Преднамеренное убийство | страница 10
“Видимость обманчива, — изрек я глубокомысленно, — и если она свидетельствует против преступления, не будем простачками, дабы не попасться на удочку видимости. И наоборот, если логика, здравый смысл, наконец, очевидность выступают адвокатом преступника, а внешние признаки свидетельствуют против него, мы не позволим обвести себя вокруг пальца логике и очевидности. Хорошо… но, при всех внешних признаках, как — говоря словами Достоевского — как приготовить печень зайца, если у вас нет зайца?”
Я смотрел на труп, труп же смотрел в потолок и громко свидетельствовал о невинности своей непорочной, нетронутой шеей. Вот в чем сложность! Вот в чем загвоздка! Но если препятствие нельзя обойти, нужно через него перепрыгнуть — hic Rhodus, hic salta![3] Разве этот мертвый предмет с человеческими чертами, который я мог бы, если бы захотел, взять в руки, — разве это застывшее лицо в силах оказать существенное сопротивление моей подвижной, изменчивой физиономии, умеющей найти подходящую мину в любой ситуации? И если лицо трупа оставалось все тем же — спокойным, хотя чуть-чуть опухшим, — мое лицо изобразило торжественность, хитрость, дурацкую самонадеянность, словно я хотел сказать: очень уж я стреляный воробей для таких трюков!

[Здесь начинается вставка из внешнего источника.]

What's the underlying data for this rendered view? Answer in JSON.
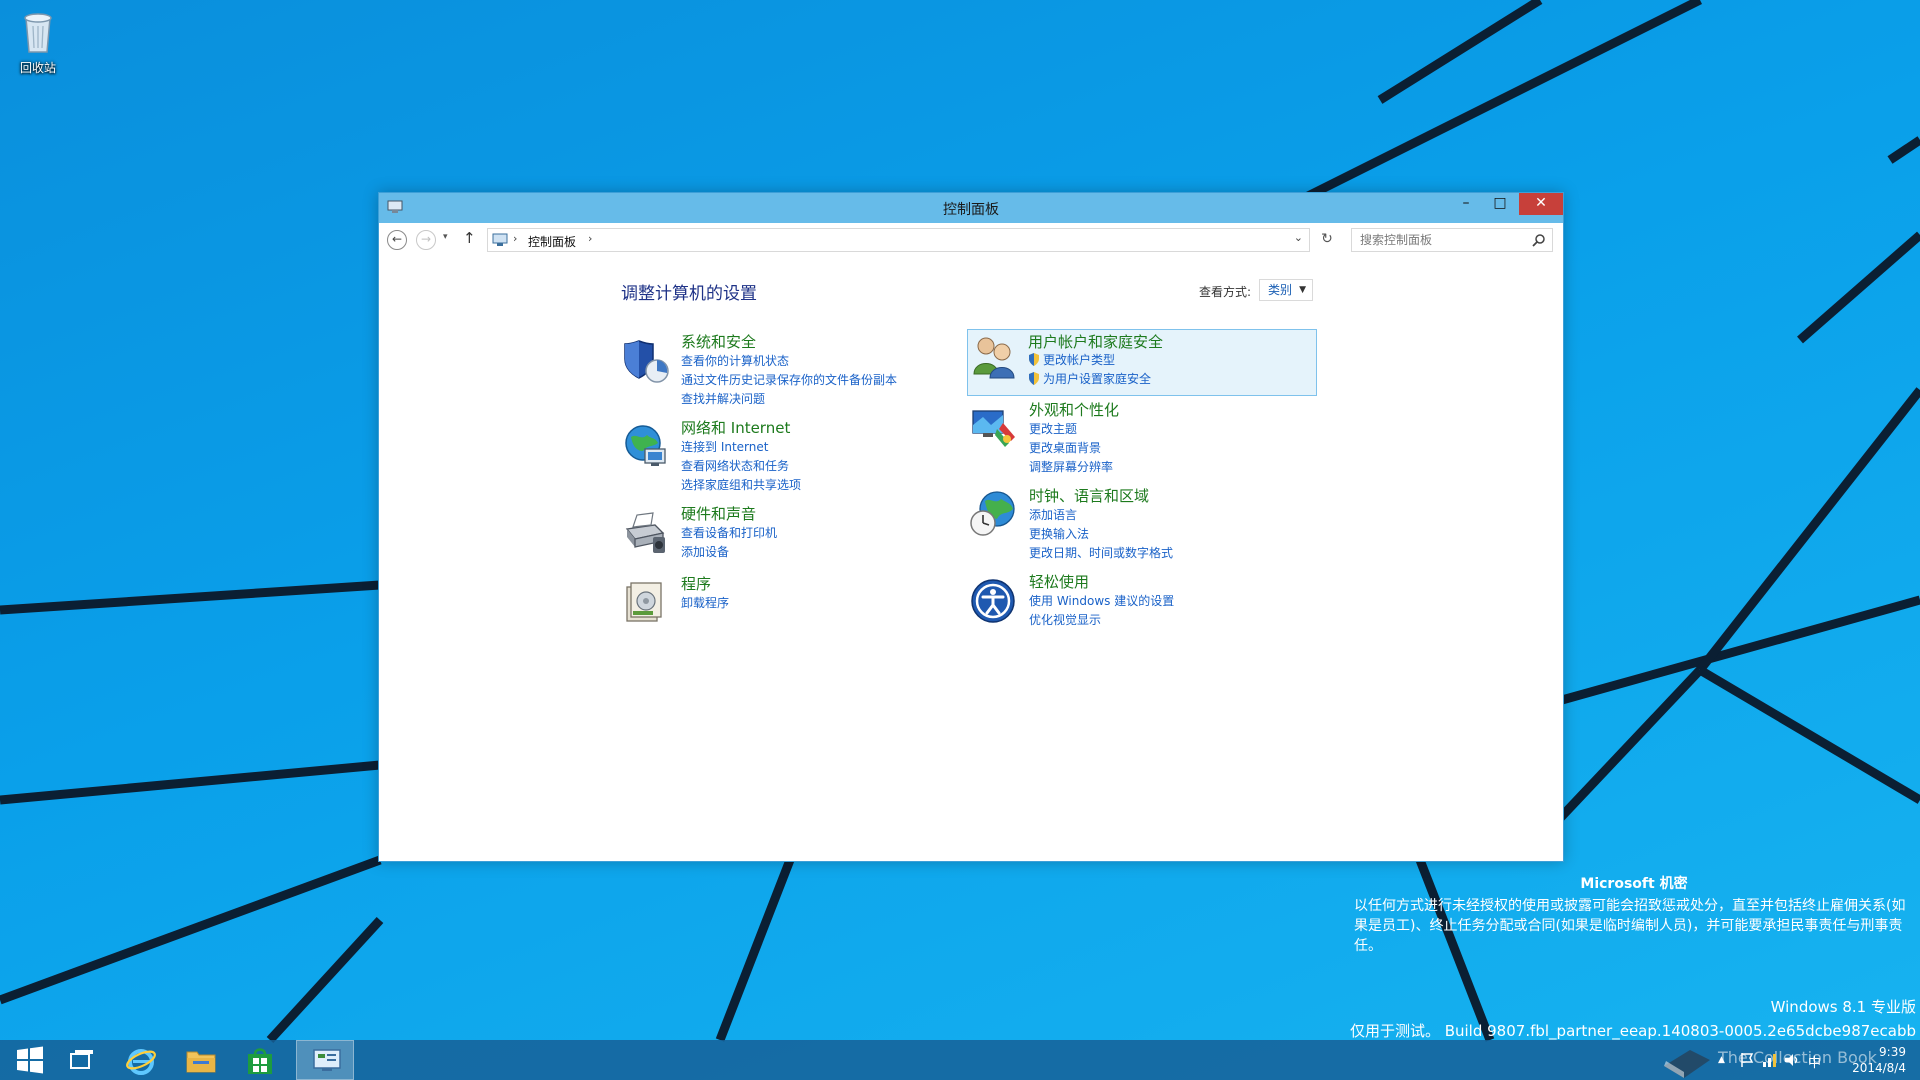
{
  "desktop": {
    "recycle_bin_label": "回收站"
  },
  "window": {
    "title": "控制面板",
    "controls": {
      "minimize": "–",
      "maximize": "□",
      "close": "✕"
    }
  },
  "navbar": {
    "back": "←",
    "forward": "→",
    "recent": "▾",
    "up": "↑",
    "address_crumb": "控制面板",
    "address_separator": "›",
    "dropdown": "⌄",
    "refresh": "↻",
    "search_placeholder": "搜索控制面板"
  },
  "content": {
    "heading": "调整计算机的设置",
    "view_by_label": "查看方式:",
    "view_by_value": "类别",
    "categories": [
      {
        "title": "系统和安全",
        "links": [
          "查看你的计算机状态",
          "通过文件历史记录保存你的文件备份副本",
          "查找并解决问题"
        ]
      },
      {
        "title": "网络和 Internet",
        "links": [
          "连接到 Internet",
          "查看网络状态和任务",
          "选择家庭组和共享选项"
        ]
      },
      {
        "title": "硬件和声音",
        "links": [
          "查看设备和打印机",
          "添加设备"
        ]
      },
      {
        "title": "程序",
        "links": [
          "卸载程序"
        ]
      },
      {
        "title": "用户帐户和家庭安全",
        "links": [
          "更改帐户类型",
          "为用户设置家庭安全"
        ]
      },
      {
        "title": "外观和个性化",
        "links": [
          "更改主题",
          "更改桌面背景",
          "调整屏幕分辨率"
        ]
      },
      {
        "title": "时钟、语言和区域",
        "links": [
          "添加语言",
          "更换输入法",
          "更改日期、时间或数字格式"
        ]
      },
      {
        "title": "轻松使用",
        "links": [
          "使用 Windows 建议的设置",
          "优化视觉显示"
        ]
      }
    ]
  },
  "watermark": {
    "title": "Microsoft 机密",
    "body": "以任何方式进行未经授权的使用或披露可能会招致惩戒处分，直至并包括终止雇佣关系(如果是员工)、终止任务分配或合同(如果是临时编制人员)，并可能要承担民事责任与刑事责任。",
    "edition": "Windows 8.1 专业版",
    "build": "仅用于测试。 Build 9807.fbl_partner_eeap.140803-0005.2e65dcbe987ecabb"
  },
  "taskbar": {
    "tray_up": "▲",
    "tray_ime": "中",
    "clock_time": "9:39",
    "clock_date": "2014/8/4",
    "watermark_logo_text": "The Collection Book"
  },
  "colors": {
    "desktop_blue": "#0a9fe8",
    "titlebar": "#66bbe9",
    "close_button": "#c7403a",
    "category_title": "#1d7a1d",
    "link": "#1a62c8",
    "heading": "#1e3287",
    "highlight_bg": "#e5f3fb",
    "highlight_border": "#7fc2ec"
  }
}
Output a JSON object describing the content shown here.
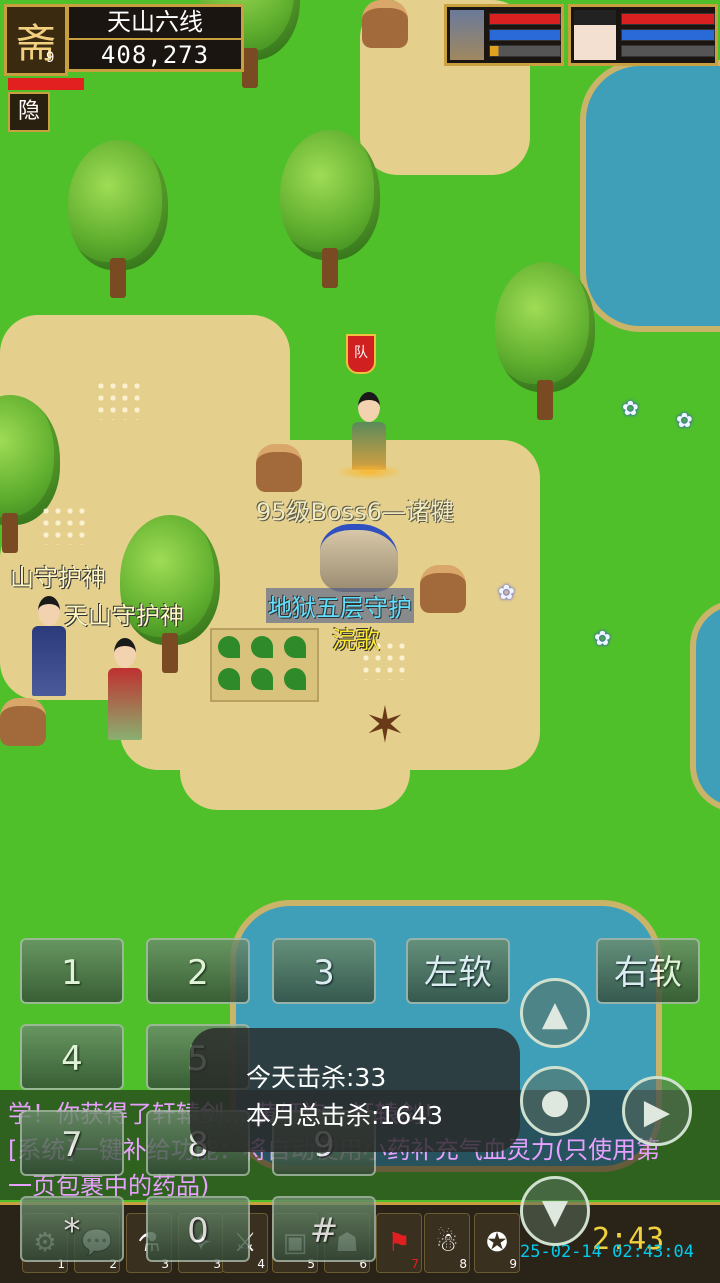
{
  "hud": {
    "portrait_glyph": "斋",
    "level": "9",
    "server_name": "天山六线",
    "money": "408,273",
    "hide_label": "隐"
  },
  "world": {
    "player_name": "95级Boss6—诸犍",
    "player_guild_badge": "队",
    "mount_label": "地狱五层守护",
    "mount_owner": "浣歌",
    "npc_name_1": "山守护神",
    "npc_name_2": "天山守护神"
  },
  "keypad": {
    "keys": [
      "1",
      "2",
      "3",
      "4",
      "5",
      "7",
      "8",
      "9",
      "*",
      "0",
      "#"
    ],
    "left_soft": "左软",
    "right_soft": "右软"
  },
  "chat": {
    "line1": "学！你获得了轩辕剑... 黄轩袍，轩辕剑！",
    "line2": "[系统]一键补给功能：将自动使用小药补充气血灵力(只使用第",
    "line3": "一页包裹中的药品)"
  },
  "toast": {
    "today_kills": "今天击杀:33",
    "month_kills": "本月总击杀:1643"
  },
  "status": {
    "clock": "2:43",
    "timestamp": "25-02-14 02:43:04"
  },
  "colors": {
    "grass": "#4fc02a",
    "dirt": "#e4d08c",
    "water": "#3f9fb8",
    "gold_border": "#c8a040",
    "chat_system": "#e8a0ff"
  }
}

“Да, — сказал я важно, — факт несомненный: он был задушен ”.
Изворотливый адвокат, возможно, и попытается доказать, что покойника задушило сердце. Гм… гм… Нас такими юридическими вывертами не купишь. Сердце — понятие растяжимое, даже символическое. Например, человек подскочил при известии о совершенном преступлении, а вы ему: ничего, ничего, это просто сердце. Неубедительно. Простите — какое сердце? Известно ведь, каким сложным, многозначным может быть сердце, о, сердце — это сосуд, способный вместить слишком многое: холодное сердце убийцы; истлевшее сердце распутника; верное сердце любимой; горячее сердце, неблагодарное сердце, сердце ревнивое, завистливое и т. д.
Пожалуй, между раздавленным тараканом и преступлением, быть может, и не существует непосредственной связи. Пока что установлено одно: умерший был, задушен, и удушение это носит сердечный характер. Можно еще также добавить, учитывая отсутствие каких бы то ни было внешних повреждений, что удушение носит характер типично внутренний. Вот и все… И не больше того — внутреннее, сердечное. Никаких преждевременных выводов — а теперь было бы неплохо пройтись по дому.
Я спустился вниз. Входя в столовую, я услышал звуки легких, поспешно удаляющихся шагов — кажется, барышни Цецилии? “Э, нехорошо убегать, девонька, — правда все равно настигнет!” Пройдя через столовую — слуги, накрывавшие на стол, исподтишка поглядывали на меня, — я неспешно направился в дальние комнаты. В одной из дверей мелькнула удаляющаяся спина Антония. “Если уж речь идет о внутренней — сердечной — причине смерти, — размышлял я, — то надо признать, что этот старый дом как никакой другой подходит для такой версии. Откровенно говоря, может быть; это и не ах какая улика — и все же… — я потянул носом, — и все же налицо некоторый переполох, и в атмосфере чувствуется некий аромат, специфический запах — запах из категории тех, которые можно вынести, лишь когда он принадлежит тебе самому, вроде как запах пота, — запах, который я определил бы как запах семейных нежностей…” Продолжая принюхиваться, я отмечал кое-какие детали, хоть и мелкие, но все же не совсем лишенные значения. Например — линялые, пожелтевшие занавески, ручная вышивка на подушках, обилие фотографий и портретов, вытертая спинами многих поколений обивка на стульях… и кроме того: недописанное письмо на белом линованном листке, кусочек масла на ноже в гостиной на окне, пузырек с лекарством на комоде, голубая ленточка за печью, паутина, много шкафов, застоявшиеся запахи… Все это создавало атмосферу особой заботливости, глубокой сердечности — сердце на каждом шагу находило себе пищу, да, сердце могло упиваться засохшим маслом, занавесочками, ленточками, запахами. Следовало также признать, что дом жил исключительно внутренней жизнью, и эта его внутренняя жизнь выражалась, главным образом, в вате на подоконниках и в выщербленном блюдечке с засохшей — еще с лета — ядовитой липучкой для мух.